O art. 5º, § 2º da Lei da Ação Civil Pública, faculta ao poder público ou associações legitimadas a habilitação como litisconsortes de qualquer das partes. Dessa forma, abre-se a possibilidade de que os legitimados figurem não apenas como autores, mas também como réus em uma demanda coletiva, não se sustentando a recusa de parte da doutrina em aceitar esse instrumento.
Do mesmo modo, o art. 107 do CDC, que trata da convenção coletiva de consumo, atua como permissivo legal para as ações coletivas passivas. O dispositivo abre uma possibilidade de um ato bilateral entre fornecedores e consumidores no sentido de instituir direitos e obrigações, que se não forem cumpridas poderão ensejar uma demanda judicial, figurando em cada polo um representante de cada grupo (FORNACIARI, 2016).

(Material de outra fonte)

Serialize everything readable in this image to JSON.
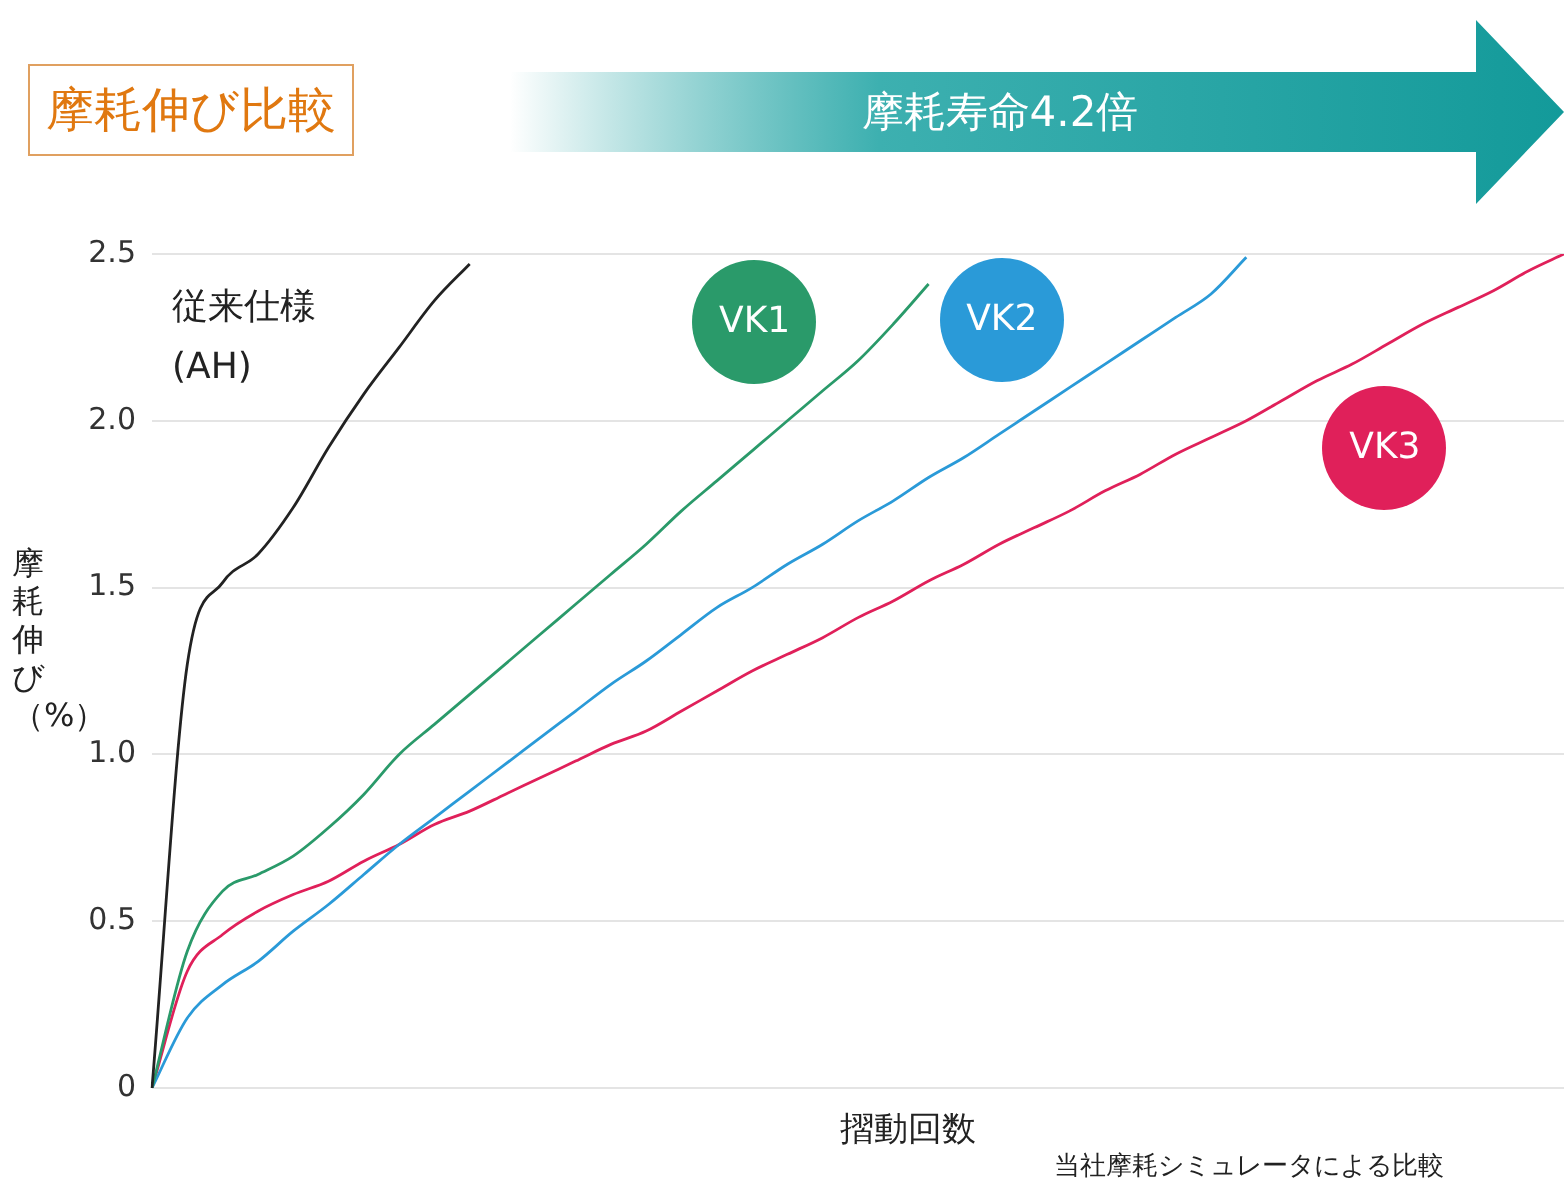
{
  "chart_data": {
    "type": "line",
    "title": "摩耗伸び比較",
    "subtitle": "摩耗寿命4.2倍",
    "xlabel": "摺動回数",
    "ylabel": "摩耗伸び（%）",
    "annotations": [
      "当社摩耗シミュレータによる比較"
    ],
    "categories": [
      null,
      null,
      null,
      null,
      null,
      null,
      null,
      null,
      null,
      null,
      null,
      null,
      null,
      null,
      null,
      null,
      null,
      null,
      null,
      null,
      null,
      null,
      null,
      null,
      null,
      null,
      null,
      null,
      null,
      null,
      null,
      null,
      null,
      null,
      null,
      null,
      null,
      null,
      null,
      null,
      null
    ],
    "ylim": [
      0,
      2.5
    ],
    "yticks": [
      {
        "value": 0,
        "label": "0"
      },
      0.5,
      {
        "value": 1,
        "label": "1.0"
      },
      1.5,
      {
        "value": 2,
        "label": "2.0"
      },
      2.5
    ],
    "tick_labels": "y",
    "grid": "y",
    "legend": false,
    "marker": "none",
    "line_style": "solid",
    "series": [
      {
        "name": "従来仕様 (AH)",
        "color": "#222222",
        "values": [
          0,
          1.27,
          1.515,
          1.6,
          1.74,
          1.92,
          2.08,
          2.22,
          2.36,
          2.47,
          null,
          null,
          null,
          null,
          null,
          null,
          null,
          null,
          null,
          null,
          null,
          null,
          null,
          null,
          null,
          null,
          null,
          null,
          null,
          null,
          null,
          null,
          null,
          null,
          null,
          null,
          null,
          null,
          null,
          null,
          null
        ]
      },
      {
        "name": "VK1",
        "color": "#2a9a6a",
        "values": [
          0,
          0.41,
          0.59,
          0.64,
          0.695,
          0.78,
          0.88,
          1.0,
          1.09,
          1.18,
          1.27,
          1.36,
          1.45,
          1.54,
          1.63,
          1.73,
          1.82,
          1.91,
          2.0,
          2.09,
          2.18,
          2.29,
          2.41,
          null,
          null,
          null,
          null,
          null,
          null,
          null,
          null,
          null,
          null,
          null,
          null,
          null,
          null,
          null,
          null,
          null,
          null
        ]
      },
      {
        "name": "VK2",
        "color": "#2a9ad8",
        "values": [
          0,
          0.21,
          0.31,
          0.379,
          0.47,
          0.55,
          0.64,
          0.73,
          0.81,
          0.89,
          0.97,
          1.05,
          1.13,
          1.21,
          1.28,
          1.36,
          1.44,
          1.5,
          1.57,
          1.63,
          1.7,
          1.76,
          1.83,
          1.89,
          1.96,
          2.03,
          2.1,
          2.17,
          2.24,
          2.31,
          2.38,
          2.49,
          null,
          null,
          null,
          null,
          null,
          null,
          null,
          null,
          null
        ]
      },
      {
        "name": "VK3",
        "color": "#e0205a",
        "values": [
          0,
          0.35,
          0.46,
          0.53,
          0.58,
          0.62,
          0.68,
          0.73,
          0.79,
          0.83,
          0.88,
          0.93,
          0.98,
          1.03,
          1.07,
          1.13,
          1.19,
          1.25,
          1.3,
          1.35,
          1.41,
          1.46,
          1.52,
          1.57,
          1.63,
          1.68,
          1.73,
          1.79,
          1.84,
          1.9,
          1.95,
          2.0,
          2.06,
          2.12,
          2.17,
          2.23,
          2.29,
          2.34,
          2.39,
          2.45,
          2.5
        ]
      }
    ]
  }
}
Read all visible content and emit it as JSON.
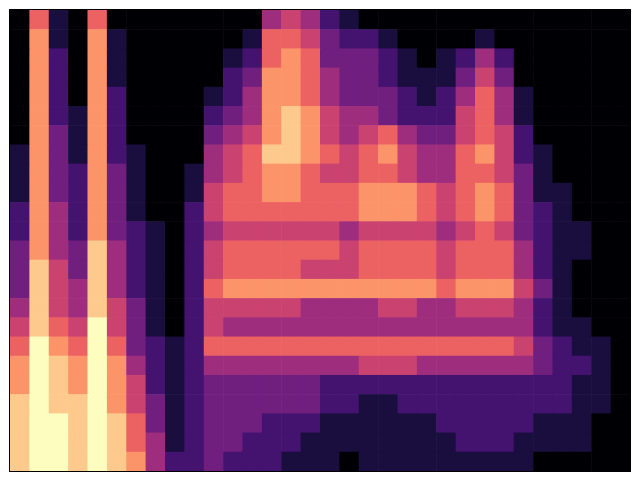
{
  "chart_data": {
    "type": "heatmap",
    "color": "magma",
    "tick_labels": false,
    "grid": false,
    "color_range": [
      0,
      9
    ],
    "cells": [
      [
        0,
        6,
        1,
        0,
        6,
        0,
        0,
        0,
        0,
        0,
        0,
        0,
        0,
        4,
        5,
        4,
        2,
        1,
        0,
        0,
        0,
        0,
        0,
        0,
        0,
        0,
        0,
        0,
        0,
        0,
        0,
        0
      ],
      [
        0,
        7,
        1,
        0,
        7,
        1,
        0,
        0,
        0,
        0,
        0,
        0,
        1,
        6,
        6,
        5,
        3,
        2,
        2,
        1,
        0,
        0,
        0,
        0,
        1,
        0,
        0,
        0,
        0,
        0,
        0,
        0
      ],
      [
        0,
        7,
        2,
        0,
        7,
        1,
        0,
        0,
        0,
        0,
        0,
        1,
        2,
        6,
        7,
        6,
        3,
        3,
        3,
        2,
        1,
        0,
        1,
        2,
        4,
        2,
        0,
        0,
        0,
        0,
        0,
        0
      ],
      [
        0,
        7,
        2,
        0,
        7,
        1,
        0,
        0,
        0,
        0,
        0,
        2,
        3,
        7,
        7,
        6,
        4,
        3,
        3,
        2,
        1,
        1,
        1,
        3,
        5,
        3,
        0,
        0,
        0,
        0,
        0,
        0
      ],
      [
        0,
        7,
        2,
        0,
        7,
        2,
        0,
        0,
        0,
        0,
        1,
        2,
        4,
        7,
        7,
        6,
        4,
        3,
        3,
        3,
        2,
        1,
        2,
        4,
        6,
        4,
        1,
        0,
        0,
        0,
        0,
        0
      ],
      [
        0,
        7,
        2,
        1,
        7,
        2,
        0,
        0,
        0,
        0,
        2,
        3,
        4,
        7,
        8,
        7,
        5,
        4,
        4,
        3,
        2,
        2,
        2,
        5,
        6,
        4,
        1,
        0,
        0,
        0,
        0,
        0
      ],
      [
        0,
        7,
        3,
        1,
        7,
        2,
        0,
        0,
        0,
        0,
        3,
        4,
        5,
        7,
        8,
        7,
        5,
        4,
        5,
        6,
        4,
        3,
        3,
        5,
        6,
        5,
        2,
        0,
        0,
        0,
        0,
        0
      ],
      [
        1,
        7,
        3,
        1,
        7,
        2,
        1,
        0,
        0,
        0,
        4,
        5,
        6,
        8,
        8,
        7,
        6,
        5,
        6,
        7,
        5,
        4,
        4,
        6,
        7,
        5,
        2,
        1,
        0,
        0,
        0,
        0
      ],
      [
        1,
        7,
        3,
        2,
        7,
        3,
        1,
        0,
        0,
        1,
        4,
        5,
        6,
        7,
        7,
        6,
        5,
        5,
        6,
        6,
        5,
        4,
        4,
        6,
        6,
        5,
        3,
        1,
        0,
        0,
        0,
        0
      ],
      [
        1,
        7,
        3,
        2,
        7,
        3,
        1,
        0,
        0,
        1,
        5,
        6,
        6,
        7,
        7,
        6,
        6,
        6,
        7,
        7,
        7,
        6,
        5,
        6,
        7,
        6,
        3,
        1,
        1,
        0,
        0,
        0
      ],
      [
        2,
        7,
        4,
        2,
        7,
        3,
        1,
        0,
        0,
        2,
        5,
        6,
        6,
        6,
        6,
        6,
        6,
        6,
        7,
        7,
        7,
        6,
        5,
        6,
        7,
        6,
        3,
        2,
        1,
        0,
        0,
        0
      ],
      [
        2,
        7,
        4,
        2,
        7,
        3,
        2,
        1,
        0,
        2,
        4,
        5,
        5,
        5,
        5,
        5,
        5,
        4,
        5,
        5,
        5,
        5,
        4,
        5,
        6,
        5,
        3,
        2,
        1,
        1,
        0,
        0
      ],
      [
        3,
        7,
        4,
        3,
        8,
        4,
        2,
        1,
        0,
        2,
        5,
        6,
        6,
        6,
        6,
        6,
        6,
        5,
        6,
        6,
        6,
        6,
        5,
        6,
        6,
        6,
        4,
        2,
        1,
        1,
        0,
        0
      ],
      [
        3,
        8,
        5,
        3,
        8,
        4,
        2,
        1,
        0,
        2,
        5,
        6,
        6,
        6,
        6,
        5,
        5,
        5,
        6,
        6,
        6,
        6,
        5,
        6,
        6,
        6,
        4,
        2,
        1,
        0,
        0,
        0
      ],
      [
        3,
        8,
        5,
        4,
        8,
        4,
        2,
        1,
        0,
        2,
        6,
        7,
        7,
        7,
        7,
        7,
        7,
        7,
        7,
        7,
        7,
        7,
        6,
        7,
        7,
        7,
        5,
        3,
        1,
        0,
        0,
        0
      ],
      [
        4,
        8,
        5,
        4,
        8,
        5,
        3,
        1,
        0,
        2,
        5,
        5,
        5,
        5,
        5,
        4,
        4,
        4,
        4,
        5,
        5,
        4,
        4,
        5,
        5,
        5,
        4,
        2,
        1,
        0,
        0,
        0
      ],
      [
        5,
        8,
        6,
        5,
        9,
        5,
        3,
        1,
        0,
        2,
        5,
        4,
        4,
        4,
        4,
        4,
        4,
        4,
        4,
        4,
        4,
        4,
        4,
        4,
        4,
        4,
        4,
        2,
        1,
        1,
        0,
        0
      ],
      [
        6,
        9,
        7,
        6,
        9,
        6,
        3,
        2,
        1,
        2,
        6,
        6,
        6,
        6,
        6,
        6,
        6,
        6,
        6,
        6,
        6,
        6,
        6,
        6,
        6,
        6,
        5,
        3,
        2,
        1,
        1,
        0
      ],
      [
        7,
        9,
        8,
        7,
        9,
        7,
        4,
        2,
        1,
        2,
        4,
        4,
        4,
        4,
        4,
        4,
        4,
        4,
        5,
        5,
        5,
        4,
        4,
        4,
        4,
        4,
        4,
        3,
        2,
        2,
        1,
        0
      ],
      [
        7,
        9,
        8,
        7,
        9,
        7,
        5,
        2,
        1,
        2,
        3,
        3,
        3,
        3,
        3,
        3,
        2,
        2,
        2,
        2,
        2,
        2,
        2,
        2,
        2,
        2,
        2,
        2,
        2,
        1,
        1,
        0
      ],
      [
        8,
        9,
        8,
        8,
        9,
        7,
        5,
        3,
        1,
        2,
        3,
        3,
        3,
        3,
        3,
        3,
        2,
        2,
        1,
        1,
        2,
        2,
        2,
        2,
        2,
        2,
        2,
        2,
        2,
        1,
        1,
        0
      ],
      [
        8,
        9,
        9,
        8,
        9,
        8,
        6,
        3,
        1,
        2,
        3,
        3,
        3,
        2,
        2,
        2,
        1,
        1,
        1,
        1,
        1,
        1,
        2,
        2,
        2,
        2,
        2,
        1,
        1,
        1,
        0,
        0
      ],
      [
        8,
        9,
        9,
        8,
        9,
        8,
        6,
        4,
        1,
        2,
        3,
        3,
        2,
        2,
        2,
        1,
        1,
        1,
        1,
        1,
        1,
        1,
        1,
        2,
        2,
        2,
        1,
        1,
        1,
        1,
        0,
        0
      ],
      [
        8,
        9,
        9,
        8,
        9,
        8,
        7,
        4,
        2,
        2,
        3,
        2,
        2,
        2,
        1,
        1,
        1,
        0,
        1,
        1,
        1,
        1,
        1,
        1,
        1,
        1,
        1,
        0,
        0,
        0,
        0,
        0
      ]
    ]
  }
}
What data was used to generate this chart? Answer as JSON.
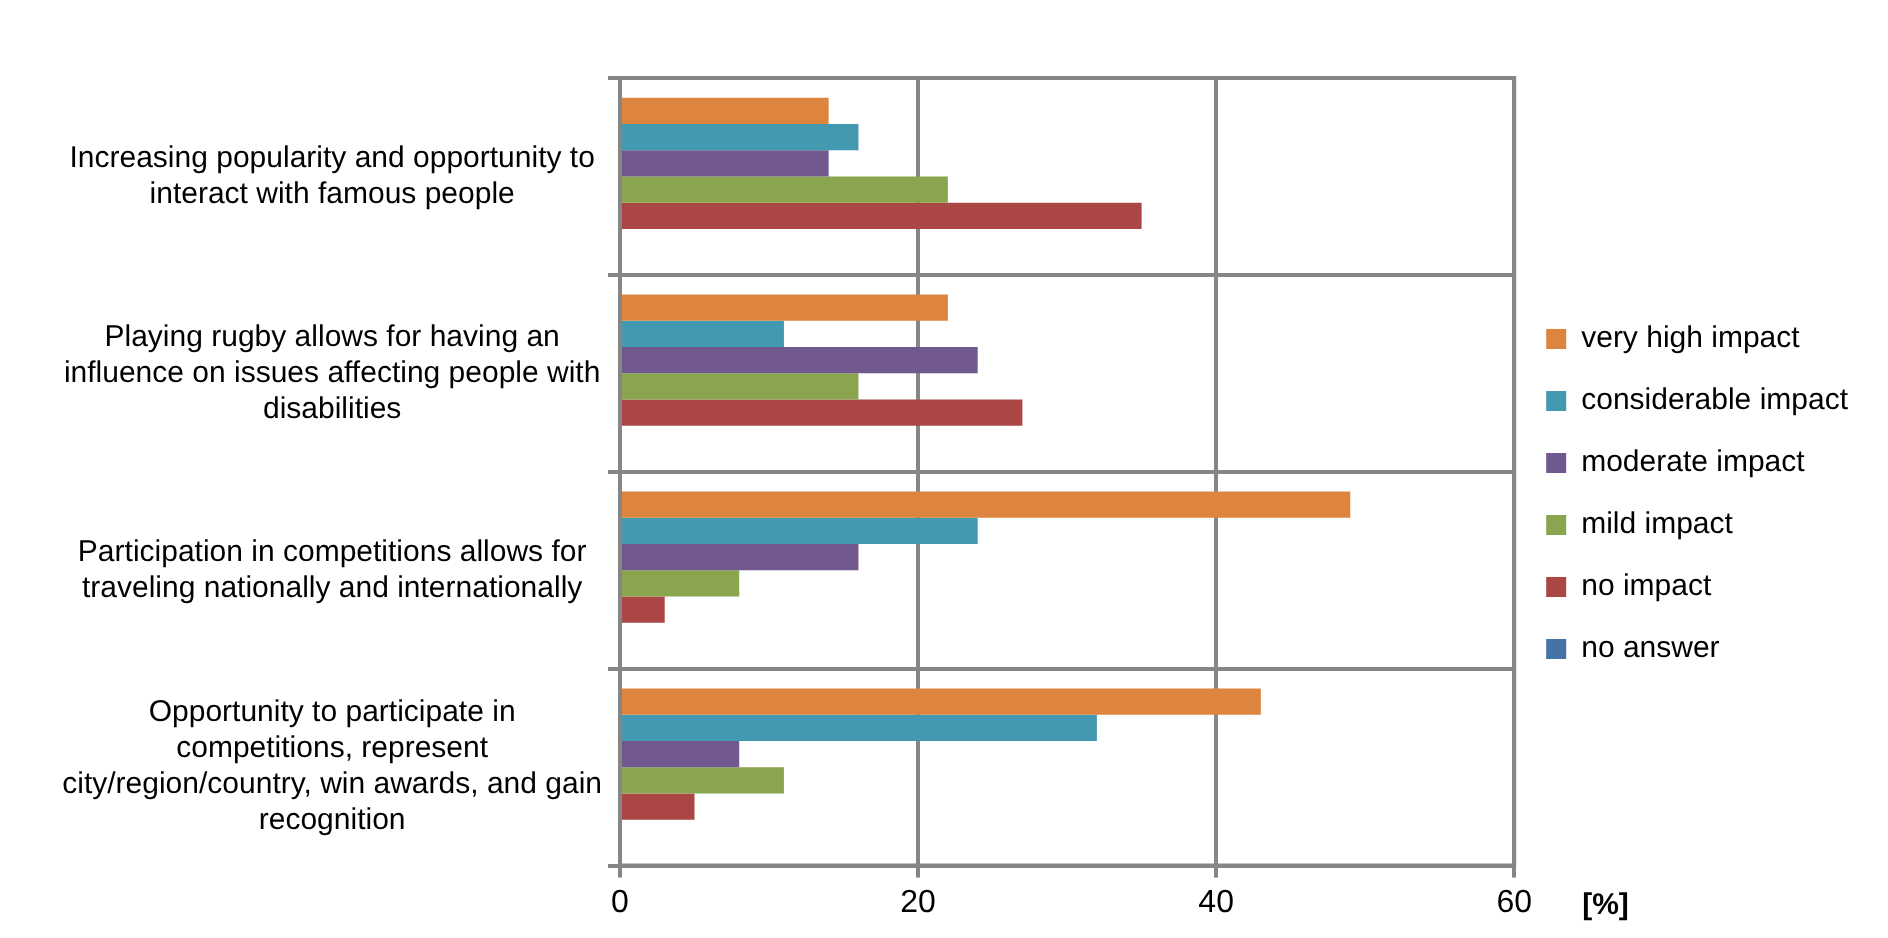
{
  "chart_data": {
    "type": "bar",
    "orientation": "horizontal",
    "xlabel": "[%]",
    "categories": [
      "Increasing popularity and opportunity to interact with famous people",
      "Playing rugby allows for having an influence on issues affecting people with disabilities",
      "Participation in competitions allows for traveling nationally and internationally",
      "Opportunity to participate in competitions, represent city/region/country, win awards, and gain recognition"
    ],
    "series": [
      {
        "name": "very high impact",
        "color": "#dd853f",
        "values": [
          14,
          22,
          49,
          43
        ]
      },
      {
        "name": "considerable impact",
        "color": "#4299b0",
        "values": [
          16,
          11,
          24,
          32
        ]
      },
      {
        "name": "moderate impact",
        "color": "#71588f",
        "values": [
          14,
          24,
          16,
          8
        ]
      },
      {
        "name": "mild impact",
        "color": "#89a54e",
        "values": [
          22,
          16,
          8,
          11
        ]
      },
      {
        "name": "no impact",
        "color": "#aa4644",
        "values": [
          35,
          27,
          3,
          5
        ]
      },
      {
        "name": "no answer",
        "color": "#4572a7",
        "values": [
          0,
          0,
          0,
          0
        ]
      }
    ],
    "xlim": [
      0,
      60
    ],
    "xticks": [
      0,
      20,
      40,
      60
    ],
    "grid": true,
    "legend": "right"
  }
}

Dessa forma, ainda que não haja uma regulamentação específica, percebe-se ser plenamente possível a instauração de uma demanda coletiva passiva através das aberturas normativas acima delineadas. Entretanto, não há como apenas utilizar os moldes da ação coletiva ativa, invertendo-os para utilização na passiva, como uma "ação ativa às avessas", de forma que não será possível, por exemplo, ingressar com uma ação contra o Ministério Público para que se declare a inexistência de danos ambientais.
Daí advém a importância de se ter como referência à questão da representatividade adequada. Apesar de não prevista no ordenamento brasileiro, impõe o seu reconhecimento, através de uma análise judicial para se verificar se o demandado se apresenta como um ente capaz de representar e defender os interesses do grupo que representa que será tratada em tópico específico.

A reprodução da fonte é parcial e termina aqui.